While summer is in full swing, a statistic continues to disturb water resources specialists: Tunisia ranks 4ᵉ in the world in bottled water consumption per capita. An unchanged figure since 2023, revealing an increasing disavowal towards tap water, and of a breakdown public management.
“The average annual consumption of bottled water reaches 244 liters per person, which represents a monthly cost of 135 to 140 dinars for an average Tunisian family,” said Hussein Rehili, expert in resource management, during several recent interventions.
A sum that weighs heavily on family budgets, but which translates a deeper reality: the crumbling of confidence in the public water service. Despite a slight improvement in dam levels this year (40 % filling against 27 % last year), the country remains permanently classified in a water stress situationwith less than 400 m³ consumed per person each year – far from the 700 to 900 m³ standard recommended.
Public water with degraded quality
The report of the Tunisian organization for economic and social rights, published in September 2023, had already questioned Public service failurepointing to a deterioration in the bacteriological quality of the samples distributed by the SONEDE: 10.1 % non-compliance in 2020 against 9.9 % in 2019.
This reliability deficit, accumulated at Failive institutional communicationnourished the rush towards bottled water. A flourishing market: 30 production units spread over 13 governorateswith a notable concentration in Kairouan (6 units), Zaghouan (5) and Siliana (4).
The paradox is striking: While the State calls for rationalizing consumptionit multiplies industrial operating authorizations, including in agricultural areas in water tension. Farmers are struggling to obtain access to the resourceaccording to the OTDES.

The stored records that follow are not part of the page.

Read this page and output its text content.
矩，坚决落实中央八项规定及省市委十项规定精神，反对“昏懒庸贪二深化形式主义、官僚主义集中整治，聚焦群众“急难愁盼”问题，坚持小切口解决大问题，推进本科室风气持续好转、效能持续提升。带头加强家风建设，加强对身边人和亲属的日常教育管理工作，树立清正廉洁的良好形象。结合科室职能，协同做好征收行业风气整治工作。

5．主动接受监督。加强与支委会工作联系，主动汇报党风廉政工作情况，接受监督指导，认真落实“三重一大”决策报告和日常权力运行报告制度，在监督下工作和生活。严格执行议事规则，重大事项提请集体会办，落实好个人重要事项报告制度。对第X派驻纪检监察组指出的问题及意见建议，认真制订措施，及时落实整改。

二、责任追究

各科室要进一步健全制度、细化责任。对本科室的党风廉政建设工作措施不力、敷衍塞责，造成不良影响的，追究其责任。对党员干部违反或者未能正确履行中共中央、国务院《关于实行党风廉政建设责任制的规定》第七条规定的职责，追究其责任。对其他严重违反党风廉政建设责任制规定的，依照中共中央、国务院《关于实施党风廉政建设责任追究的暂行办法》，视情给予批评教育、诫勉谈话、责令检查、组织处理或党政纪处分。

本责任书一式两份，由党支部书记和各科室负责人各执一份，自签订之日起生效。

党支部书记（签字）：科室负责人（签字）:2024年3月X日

A structural choice to make
The trivialization of bottled water in Tunisia is therefore not a simple choice of comfort, but a constraint imposed by the weakness of the infrastructure and the erosion of the quality of public service.
At a time when climate change amplifies inequalities in water access, Tunisia must decide: strengthen equitable access to drinking water or continue to delegate thirst to the private sector. Because behind the bottles, it is the state that disengages.